I'm pleased, now, to present the next abstract for the conference on 3 June - this time from two scholars: Alessandra
Abbattista of the University of Roehampton, London and Fabio Lo Piparo of Ca’ Foscari University
of Venice
The two folds of
Athena’s garment: military and maternal aegis in Euripides’ Ion
The
paper aims to investigate the gendered meaning of the aegis of Athena in and
around Euripides’ Ion. With particular attention to the passages related
to the aegis, the analysis will focus on the contradictory treatment of this
garment, between danger and protection, in the text.

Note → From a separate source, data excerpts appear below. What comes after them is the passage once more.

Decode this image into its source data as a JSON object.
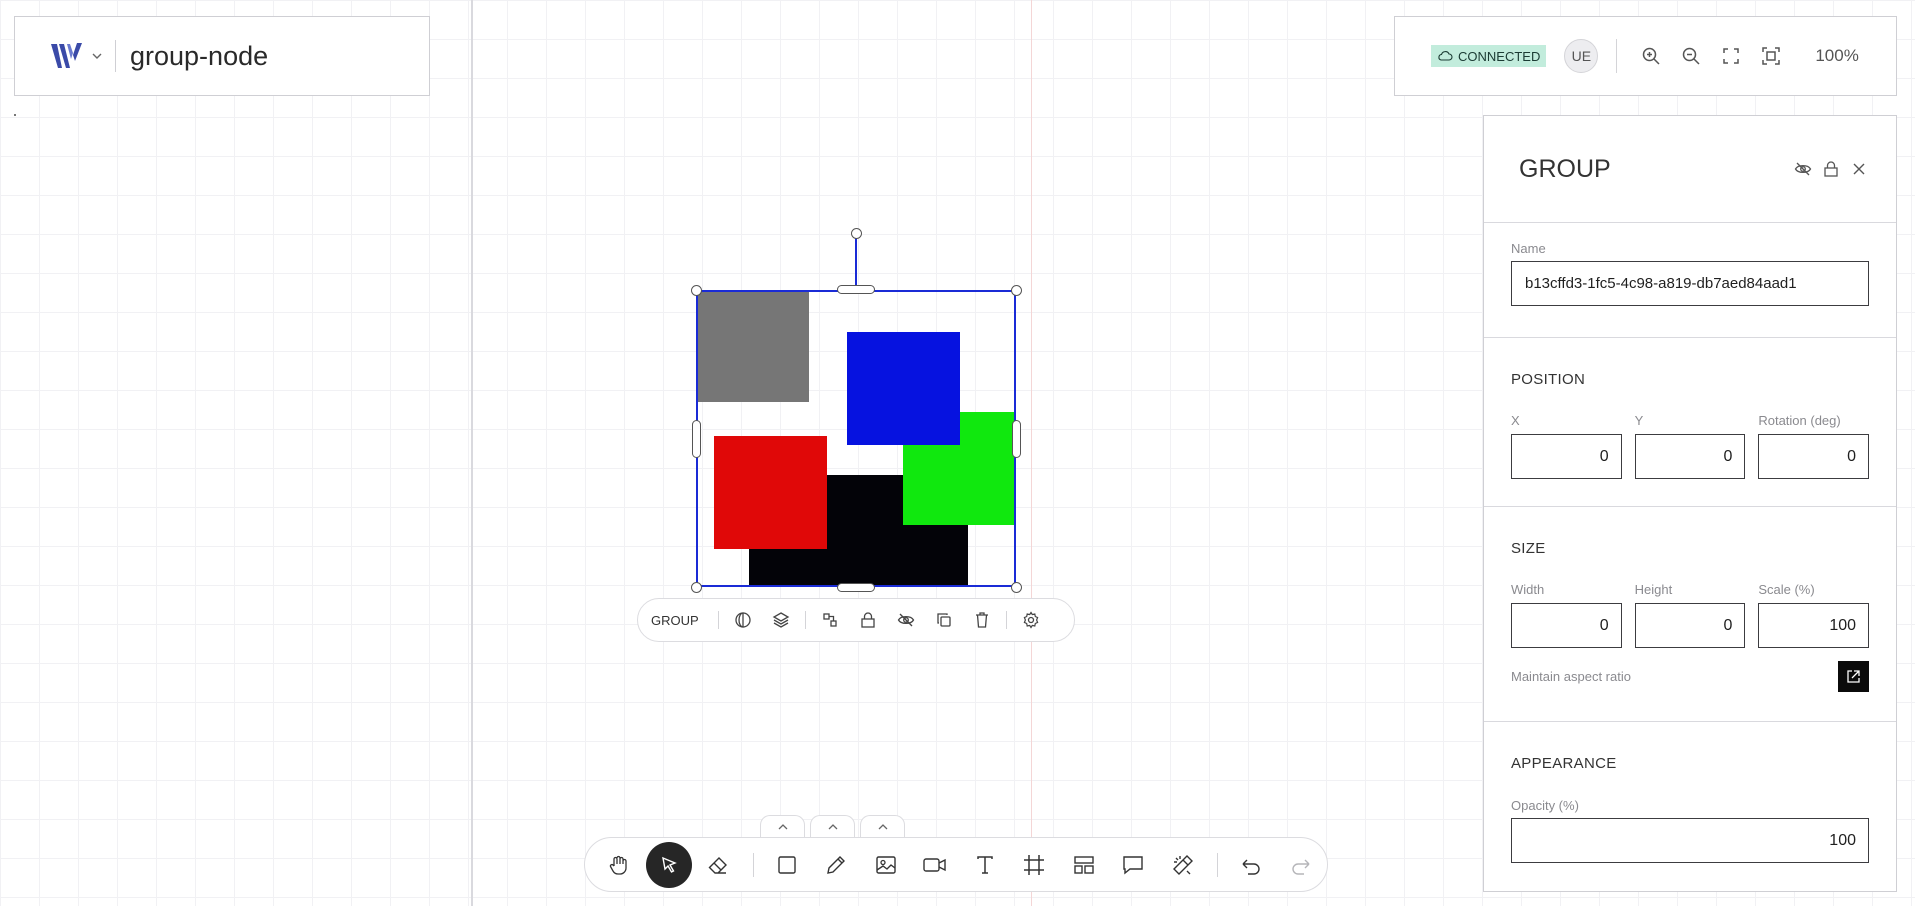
{
  "app": {
    "project_title": "group-node",
    "status": "CONNECTED",
    "user_initials": "UE",
    "zoom_level": "100%"
  },
  "panel": {
    "title": "GROUP",
    "name_label": "Name",
    "name_value": "b13cffd3-1fc5-4c98-a819-db7aed84aad1",
    "position": {
      "title": "POSITION",
      "x_label": "X",
      "x_value": "0",
      "y_label": "Y",
      "y_value": "0",
      "rotation_label": "Rotation (deg)",
      "rotation_value": "0"
    },
    "size": {
      "title": "SIZE",
      "width_label": "Width",
      "width_value": "0",
      "height_label": "Height",
      "height_value": "0",
      "scale_label": "Scale (%)",
      "scale_value": "100",
      "aspect_label": "Maintain aspect ratio"
    },
    "appearance": {
      "title": "APPEARANCE",
      "opacity_label": "Opacity (%)",
      "opacity_value": "100"
    }
  },
  "context_toolbar": {
    "label": "GROUP",
    "icons": [
      "mask-icon",
      "layers-icon",
      "ungroup-icon",
      "lock-icon",
      "hide-icon",
      "duplicate-icon",
      "delete-icon",
      "settings-icon"
    ]
  },
  "bottom_toolbar": {
    "tools": [
      "hand-tool-icon",
      "select-tool-icon",
      "eraser-tool-icon",
      "rectangle-tool-icon",
      "pen-tool-icon",
      "image-tool-icon",
      "video-tool-icon",
      "text-tool-icon",
      "frame-tool-icon",
      "layout-tool-icon",
      "comment-tool-icon",
      "magic-tool-icon",
      "undo-icon",
      "redo-icon"
    ],
    "active_tool": "select-tool-icon"
  },
  "colors": {
    "accent_selection": "#1a2bd6",
    "status_bg": "#c2ecdc",
    "shape_gray": "#767676",
    "shape_blue": "#0612e0",
    "shape_red": "#e00808",
    "shape_green": "#10e80e",
    "shape_black": "#030308"
  }
}
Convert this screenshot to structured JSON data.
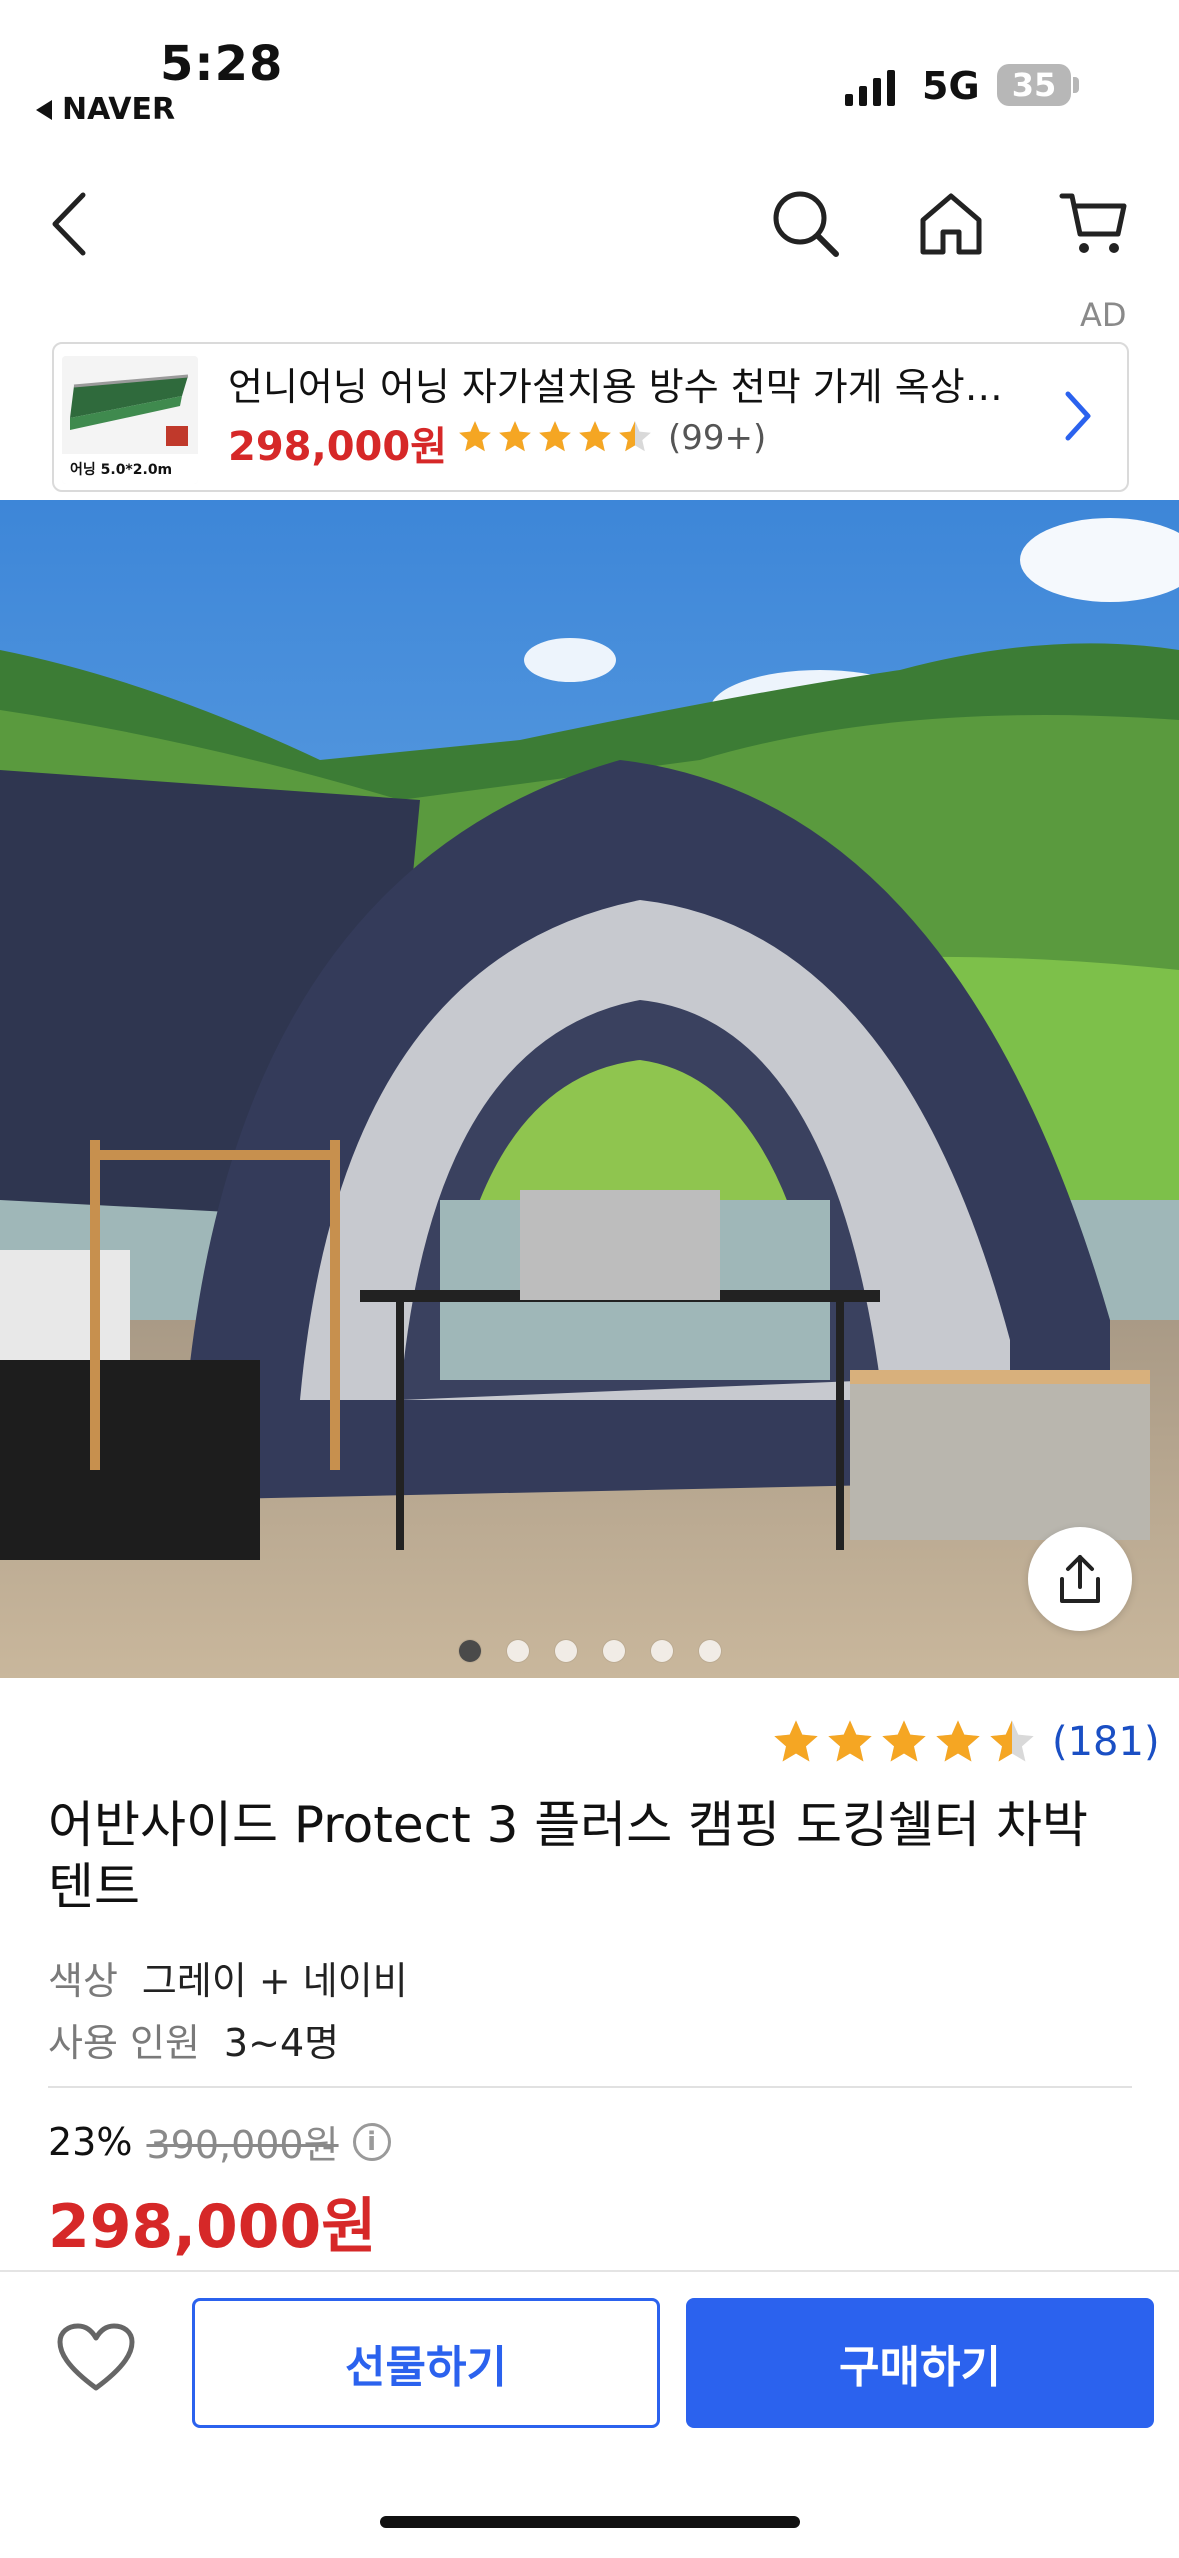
{
  "status_bar": {
    "time": "5:28",
    "back_app": "NAVER",
    "network": "5G",
    "battery": "35"
  },
  "nav": {
    "back_icon": "chevron-left-icon",
    "search_icon": "search-icon",
    "home_icon": "home-icon",
    "cart_icon": "cart-icon"
  },
  "ad": {
    "label": "AD",
    "title": "언니어닝 어닝 자가설치용 방수 천막 가게 옥상…",
    "price": "298,000원",
    "rating": 4.5,
    "review_count": "(99+)",
    "thumb_caption": "어닝 5.0*2.0m"
  },
  "gallery": {
    "total": 6,
    "active_index": 0
  },
  "product": {
    "rating": 4.5,
    "review_count": "(181)",
    "title": "어반사이드 Protect 3 플러스 캠핑 도킹쉘터 차박 텐트",
    "options": [
      {
        "key": "색상",
        "value": "그레이 + 네이비"
      },
      {
        "key": "사용 인원",
        "value": "3~4명"
      }
    ],
    "discount_rate": "23%",
    "original_price": "390,000원",
    "price": "298,000원"
  },
  "actions": {
    "gift_label": "선물하기",
    "buy_label": "구매하기"
  },
  "colors": {
    "accent": "#2b62ee",
    "price_red": "#d62828",
    "star": "#f5a623"
  }
}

The Euripidean version of
the origin of the aegis from the Gorgon, the monster that was killed by Athena
during the Battle of the Giants, portrays the figure of the goddess as promachos,
the androgynous mistress of war. This aspect is embodied by Creusa in her
failed attempt to kill her son with the poisonous blood scattered from the
Gorgon’s body, beheaded and deprived of its skin. Furthermore, the snaky border
and the gorgoneion in Ion’s swaddling cloth woven by Creusa suggest an
accurate reproduction of its model, the real aegis. The use of the woven aegis
in the exposition of Ion merges the motifs of the birth and the delivery of
Erichthonius to the daughters of Cecrops by his foster mother Athena, a moment
carefully replicated and ritualised by Creusa. This adds nurturing and
child-caring features to the aegis and therefore to the two figures who bear
it. Just as Athena, the tragic heroine appears both male/promachos and
female/kourotrophos. References from Homer to lexicographers, as well as
iconographic depictions on Attic vases, will demonstrate the gender conflation
beyond the aegis in the Euripidean tragedy.